Employers should migrate to a hybrid environment only after building a solid foundation to support remote workers.
As Covid-19 pandemic restrictions have eased, employers are adjusting their work-from-home policies. Some companies, including Airbnb, have doubled down and made substantial commitments to remote working. Others, like Google, have begun to shirt to more in-person and hybrid office policies. This range just among the two tech giants is an example of the different possibilities being considered by other employers. According to a 2017 Gallup poll, 43% of U.S. employees worked remotely all or some of the time.
Part of the reason for this difference has to do with how all of us have adjusted to working in the face of the pandemic. Some people have thrived on the flexibility and productivity gains of being able to schedule their time and being freed from commuting. For example, in a survey conducted by Boston.com in March, readers who preferred to work from home at least part of the time said they are more productive and have a better work-life balance. A Pew Research study from February corroborates these reasons and found that more remote workers are doing so by choice rather than by necessity. And another poll carried out by ADP found that 64% of workers would consider quitting if asked to return to their offices full-time. But before you consider moving towards a more hybrid work schedule, consider these issues.
First, employers should put together a policy that is fair and flexible. Airbnb’s program, announced by founder and CEO Brian Chesky, seems well thought-out: employees can choose where to work, literally anywhere in the world. They have the ability to move inside the country of their choice without affecting their compensation and can travel for up to 90 days outside their country at a time.
“I’ve always believed that you design the culture you want, or it will be designed for you,” Chesky wrote in his memo. He also described the various tax implications of moving about the world while employed and how Airbnb has to be careful to place some reasonable limits on these movements.

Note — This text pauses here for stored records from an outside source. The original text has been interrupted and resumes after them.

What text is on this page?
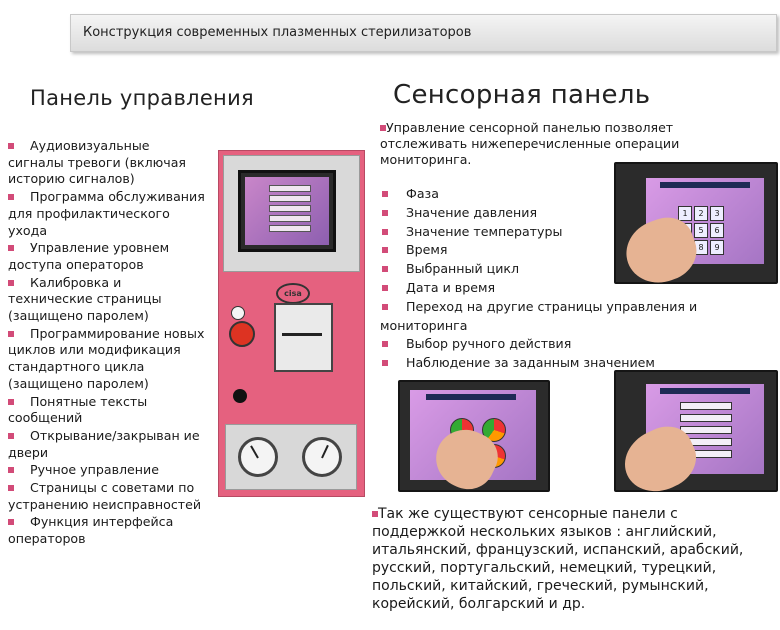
Конструкция современных плазменных стерилизаторов
Панель управления	Сенсорная панель
Аудиовизуальные сигналы тревоги (включая историю сигналов)
Программа обслуживания для профилактического ухода
Управление уровнем доступа операторов
Калибровка и технические страницы (защищено паролем)
Программирование новых циклов или модификация стандартного цикла (защищено паролем)
Понятные тексты сообщений
Открывание/закрыван ие двери
Ручное управление
Страницы с советами по устранению неисправностей
Функция интерфейса операторов
cisa
Управление сенсорной панелью позволяет отслеживать нижеперечисленные операции мониторинга.
Фаза
Значение давления
Значение температуры
Время
Выбранный цикл
Дата и время
Переход на другие страницы управления и мониторинга
Выбор ручного действия
Наблюдение за заданным значением
1	2	3
5	6
8	9
Так же существуют сенсорные панели с поддержкой нескольких языков : английский, итальянский, французский, испанский, арабский, русский, португальский, немецкий, турецкий, польский, китайский, греческий, румынский, корейский, болгарский и др.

Second, employers should migrate to a hybrid environment only after building a solid foundation to support remote workers. Some of the remote programs were temporary and should have elements including the following:
- Make sure your employees have the right the equipment and a reliable and fast enough internet connection
- Ensure support for corporate communications standards, such as for video conferencing and messaging
- Supervisors should receive training on how to manage remote or hybrid workers
- Businesses should carry out a full risk assessment and plans for potential trouble spots to support a hybrid working model
- Improve IT and security support services to handle both remote and in-person situations
Keep the needs of your people in mind
Next, businesses need to handle everyone’s individual circumstances and acknowledge their particular sources of stress. Some remote workers want to return to their offices, while others don’t. (This could be a split between introverts and extroverts, or other factors.)
In some cases, working from home can be less stressful (no commute, fewer office distractions), but in others, it can have the opposite effect. There could be family members that make remote working more or less desirable, and a company should have counseling and mental health resources available. In a poll conducted by the Associated Press-NORC Center for Public Affairs Research, 41% of returned workers say the amount of stress they experience has worsened; 22% say it’s gotten better and 37% say it hasn’t changed.
Don’t let security measures slip
Regardless of which way your employer – and your employees – end up, having a fully-formed security strategy to match your situation is critical. As Jeff Williams, Avast Global Head of Security, says, “You have to recognize that when your staff are working outside of the office, you have given up some level of control of the environment in which they work. Depending on the permissiveness of your security settings, this may increase the risk of malware or a compromised system where an adversary maintains access coming into the corporate network. What you don’t want to have is a machine which was infected on someone’s home network creating a foothold for a breach when they connect to the corporate LAN.” He points out that this can be especially disastrous if companies have a totally flat network without any segmentation to prevent attacks from spreading.
This means that hybrid situations – in which employees are moving their gear from home to work networks – need to have the full collection of security tools deployed.
Williams recommends using strong passwords along with multi-factor authentication; mature vulnerability management, VPN or other encrypted communications channel, and data loss protection tools. “It also may be worth looking into doing a one-time computer hygiene review as people are returning to the office with their laptops. Each business will know best what is right for their environment based on the visibility they have into the systems returning to the office.”